Paris - French energy giants Total have ruled out sponsoring the 2024 Olympics in Paris, keen to avoid being "pilloried" in a city where mayor Anne Hidalgo has increasingly campaigned for environmentally sound initiatives, sources say.

Total's chief executive officer Patrick Pouyanne confirmed his company's decision to opt out following a meeting with Hidalgo last week.

Neither Total, the Paris 2024 Olympics local organising committee nor Hidalgo's office wished to comment publicly on the development.

In their search for sponsors for Paris 2024, organisers had turned to Total, one of the world's integrated oil and gas leaders. The company has an established profile in the world of sports, be it at the African Cup of Nations football or through its Total Direct Energie cycling team.

Talks about Olympic sponsorship deals were well under way between the two parties and Total was even lined up to become the second sponsor, behind banking group Banque Populaire-Caisse d'Epargne {BCPE), which was unveiled in September last year.
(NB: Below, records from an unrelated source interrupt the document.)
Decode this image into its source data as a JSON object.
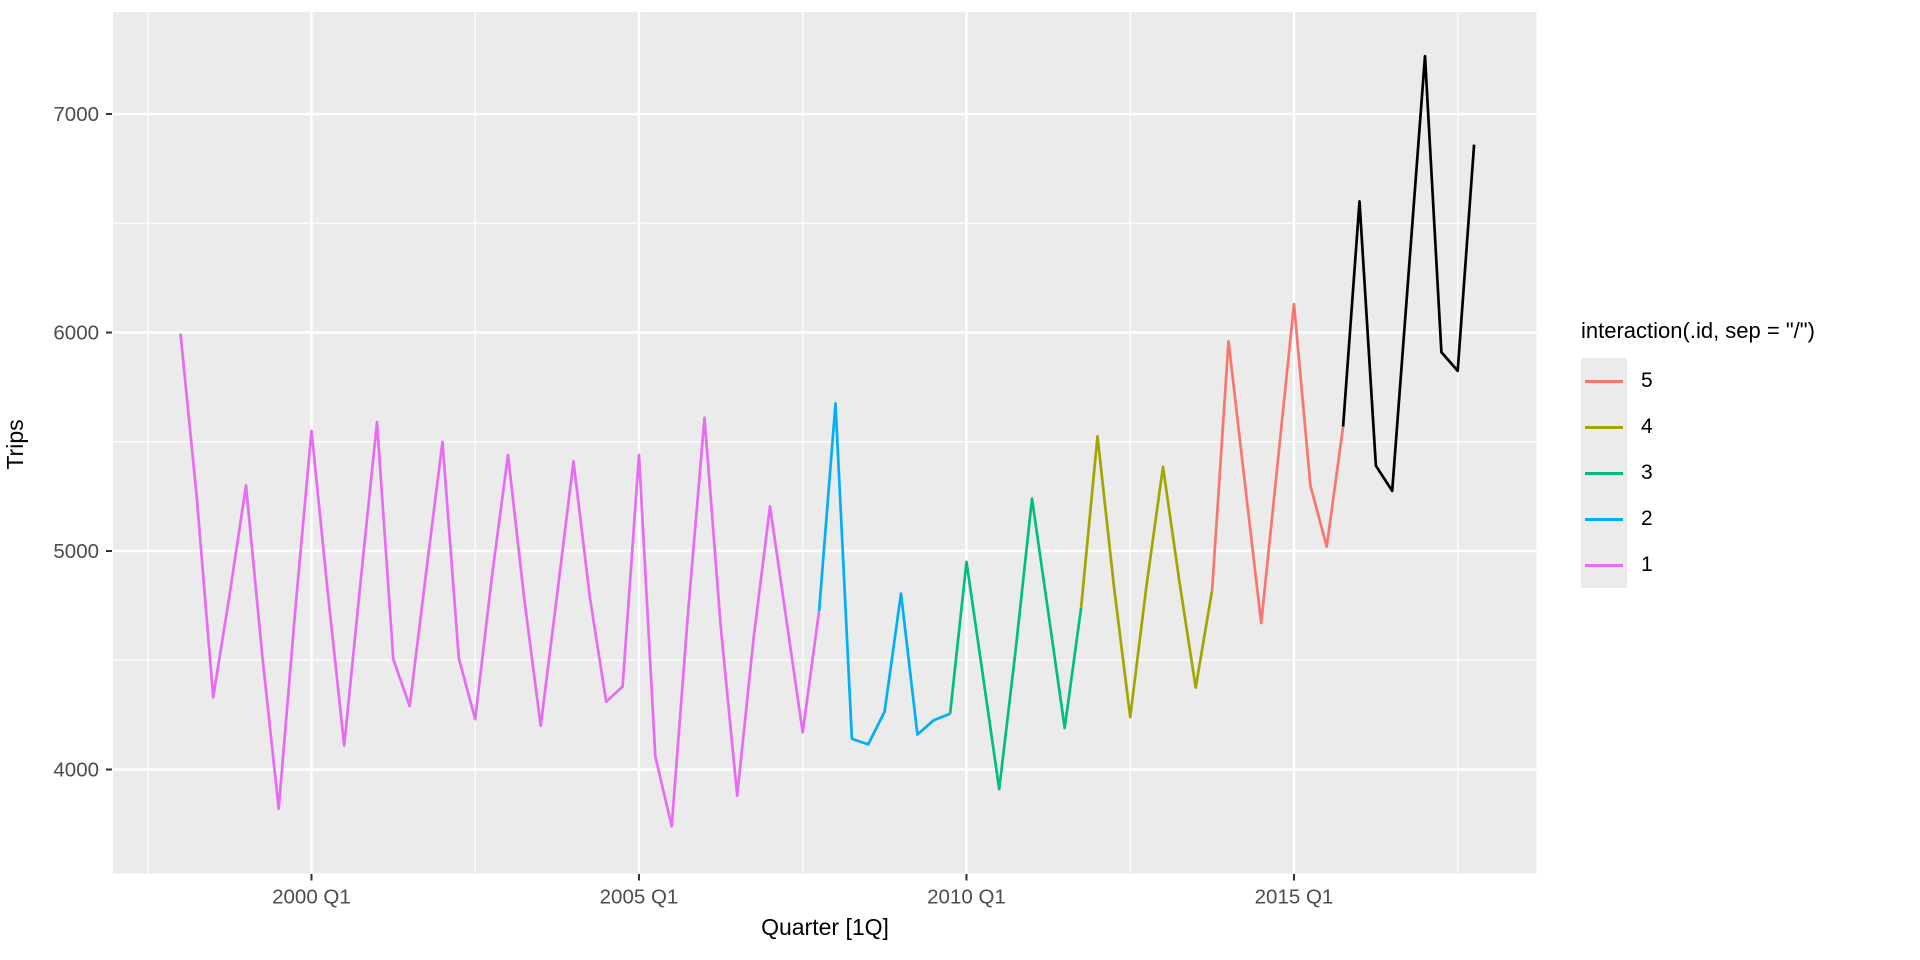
{
  "chart_data": {
    "type": "line",
    "title": "",
    "xlabel": "Quarter [1Q]",
    "ylabel": "Trips",
    "x_start": "1998 Q1",
    "x_end": "2017 Q4",
    "frequency": "quarterly",
    "values": [
      5995,
      5245,
      4330,
      4800,
      5300,
      4520,
      3820,
      4720,
      5550,
      4810,
      4110,
      4860,
      5590,
      4505,
      4290,
      4900,
      5500,
      4510,
      4230,
      4870,
      5440,
      4780,
      4200,
      4800,
      5410,
      4790,
      4310,
      4380,
      5440,
      4060,
      3740,
      4720,
      5610,
      4650,
      3880,
      4600,
      5205,
      4685,
      4170,
      4725,
      5675,
      4140,
      4115,
      4265,
      4805,
      4160,
      4225,
      4255,
      4950,
      4430,
      3910,
      4545,
      5240,
      4715,
      4190,
      4740,
      5525,
      4840,
      4240,
      4845,
      5385,
      4860,
      4375,
      4820,
      5960,
      5310,
      4670,
      5400,
      6130,
      5300,
      5020,
      5570,
      6600,
      5390,
      5275,
      6270,
      7265,
      5910,
      5825,
      6860
    ],
    "segments": [
      {
        "id": "5",
        "color": "#F8766D",
        "from": 63,
        "to": 71
      },
      {
        "id": "4",
        "color": "#A3A500",
        "from": 55,
        "to": 63
      },
      {
        "id": "3",
        "color": "#00BF7D",
        "from": 47,
        "to": 55
      },
      {
        "id": "2",
        "color": "#00B0F6",
        "from": 39,
        "to": 47
      },
      {
        "id": "1",
        "color": "#E76BF3",
        "from": 0,
        "to": 39
      },
      {
        "id": "actual",
        "color": "#000000",
        "from": 71,
        "to": 79
      }
    ],
    "x_ticks": [
      {
        "label": "2000 Q1",
        "quarter_index": 8
      },
      {
        "label": "2005 Q1",
        "quarter_index": 28
      },
      {
        "label": "2010 Q1",
        "quarter_index": 48
      },
      {
        "label": "2015 Q1",
        "quarter_index": 68
      }
    ],
    "x_minor_quarters": [
      -2,
      18,
      38,
      58,
      78
    ],
    "y_ticks": [
      4000,
      5000,
      6000,
      7000
    ],
    "y_minor": [
      4500,
      5500,
      6500
    ],
    "ylim": [
      3524,
      7467
    ],
    "xlim_quarters": [
      -4.12,
      82.81
    ],
    "grid": true,
    "legend_position": "right",
    "panel_background": "#EBEBEB",
    "grid_color": "#FFFFFF",
    "tick_color": "#333333",
    "tick_label_color": "#4D4D4D",
    "line_width": 2.7
  },
  "legend": {
    "title": "interaction(.id, sep = \"/\")",
    "entries": [
      {
        "label": "5",
        "color": "#F8766D"
      },
      {
        "label": "4",
        "color": "#A3A500"
      },
      {
        "label": "3",
        "color": "#00BF7D"
      },
      {
        "label": "2",
        "color": "#00B0F6"
      },
      {
        "label": "1",
        "color": "#E76BF3"
      }
    ]
  },
  "axes": {
    "x_title": "Quarter [1Q]",
    "y_title": "Trips"
  }
}
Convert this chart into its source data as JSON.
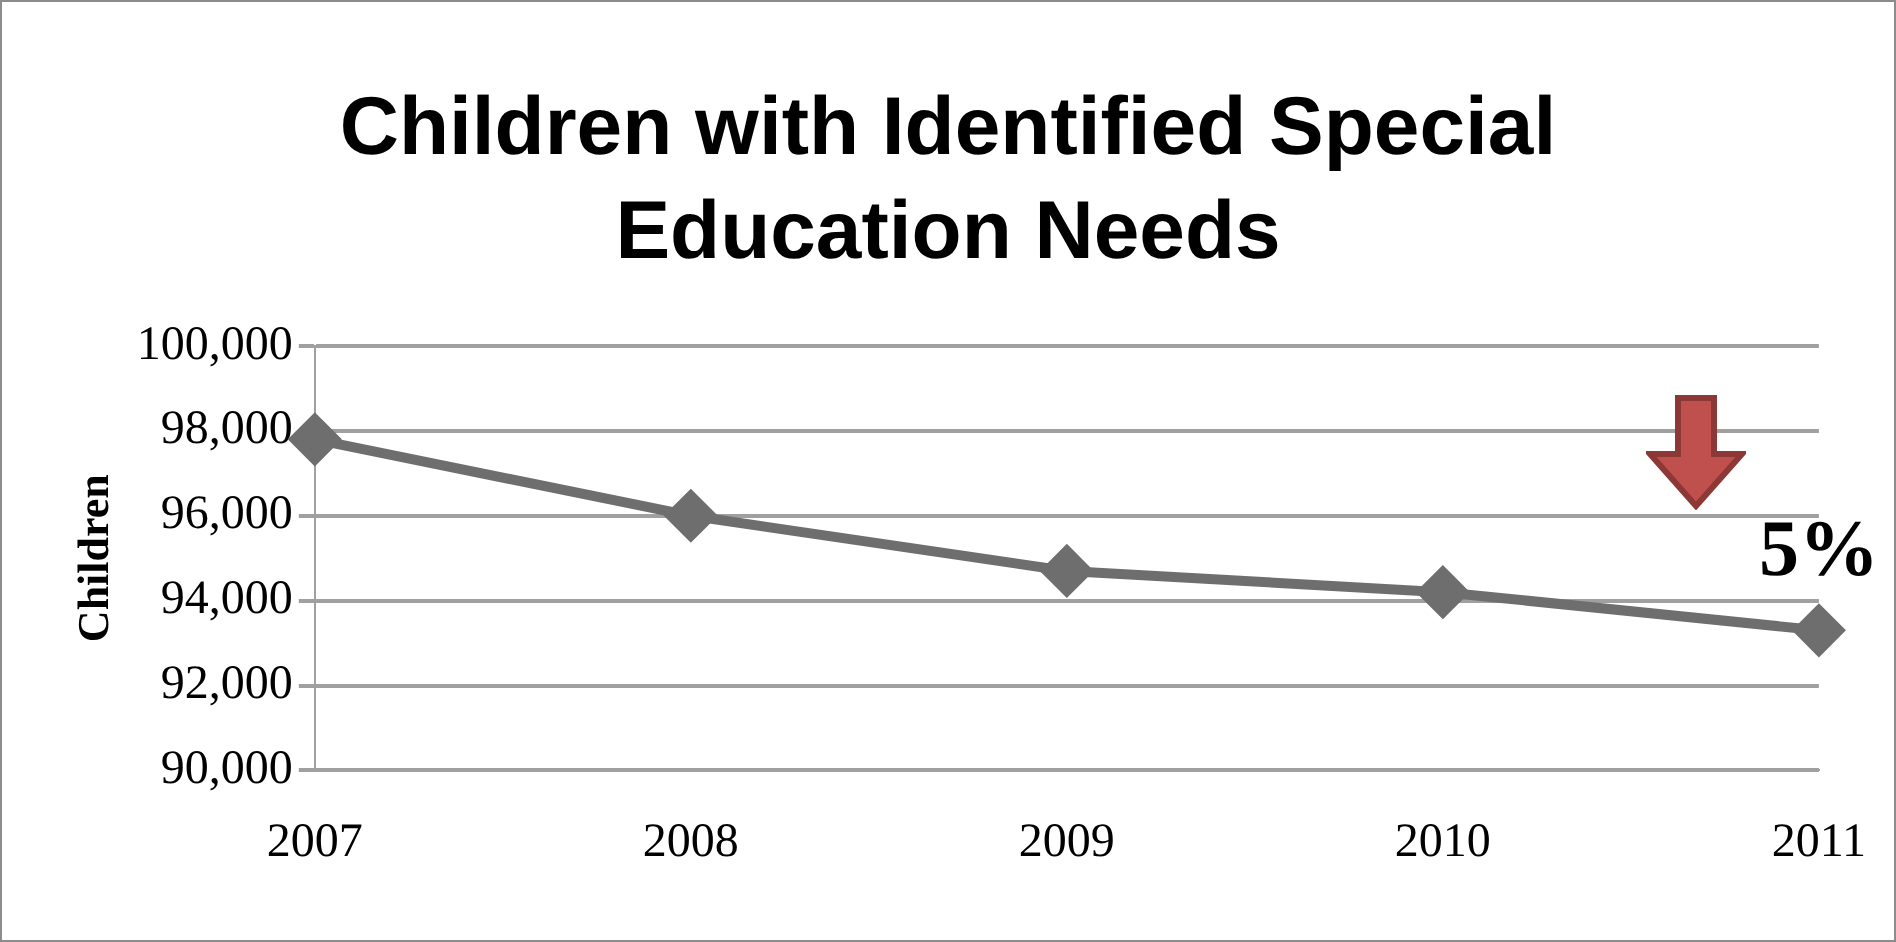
{
  "chart_data": {
    "type": "line",
    "title": "Children with Identified Special Education Needs",
    "ylabel": "Children",
    "categories": [
      "2007",
      "2008",
      "2009",
      "2010",
      "2011"
    ],
    "series": [
      {
        "color": "#6e6e6e",
        "values": [
          97800,
          96000,
          94700,
          94200,
          93300
        ]
      }
    ],
    "ylim": [
      90000,
      100000
    ],
    "yticks": [
      {
        "value": 90000,
        "label": "90,000"
      },
      {
        "value": 92000,
        "label": "92,000"
      },
      {
        "value": 94000,
        "label": "94,000"
      },
      {
        "value": 96000,
        "label": "96,000"
      },
      {
        "value": 98000,
        "label": "98,000"
      },
      {
        "value": 100000,
        "label": "100,000"
      }
    ],
    "grid": "y",
    "legend": false,
    "marker": "diamond",
    "line_style": "solid",
    "annotations": [
      "5%"
    ]
  }
}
But at the end of March, one year ahead of municipal elections in which Hidalgo would be seeking a second mandate, the Paris mayor -- without naming Total -- warned Paris 2024 chief Tony Estanguet in a letter that "it would be very difficult for our fellow citizens to identify with companies whose activity would have a big impact on the environment, based in particular on the massive use of carbon-based energies".

One source within the Paris Olympics set-up said: "To keep her majority, Anne Hidalgo is obliged to give pledges to the ecologists."

Since she became Paris mayor, Hidalgo has committed to cutting down environmental pollution, particularly by cars, with schemes such the promotion of an electric car sharing service and a large-scale public bicycle sharing system.

Estanguet replied to Hidalgo confirming the organising committee's commitment to organising a carbon-neutral Games.

"The choice of partners will never question this ambition and the commitments we've taken," he said.

Total CEO Pouyanne, for his part, told a shareholders' meeting that he did not want to be a "sponsor who is pilloried", ironically noting that the energy firm's 100-million-euro pledge to the fund to help rebuild the burned-out Notre Dame cathedral in Paris had raised no such polemic.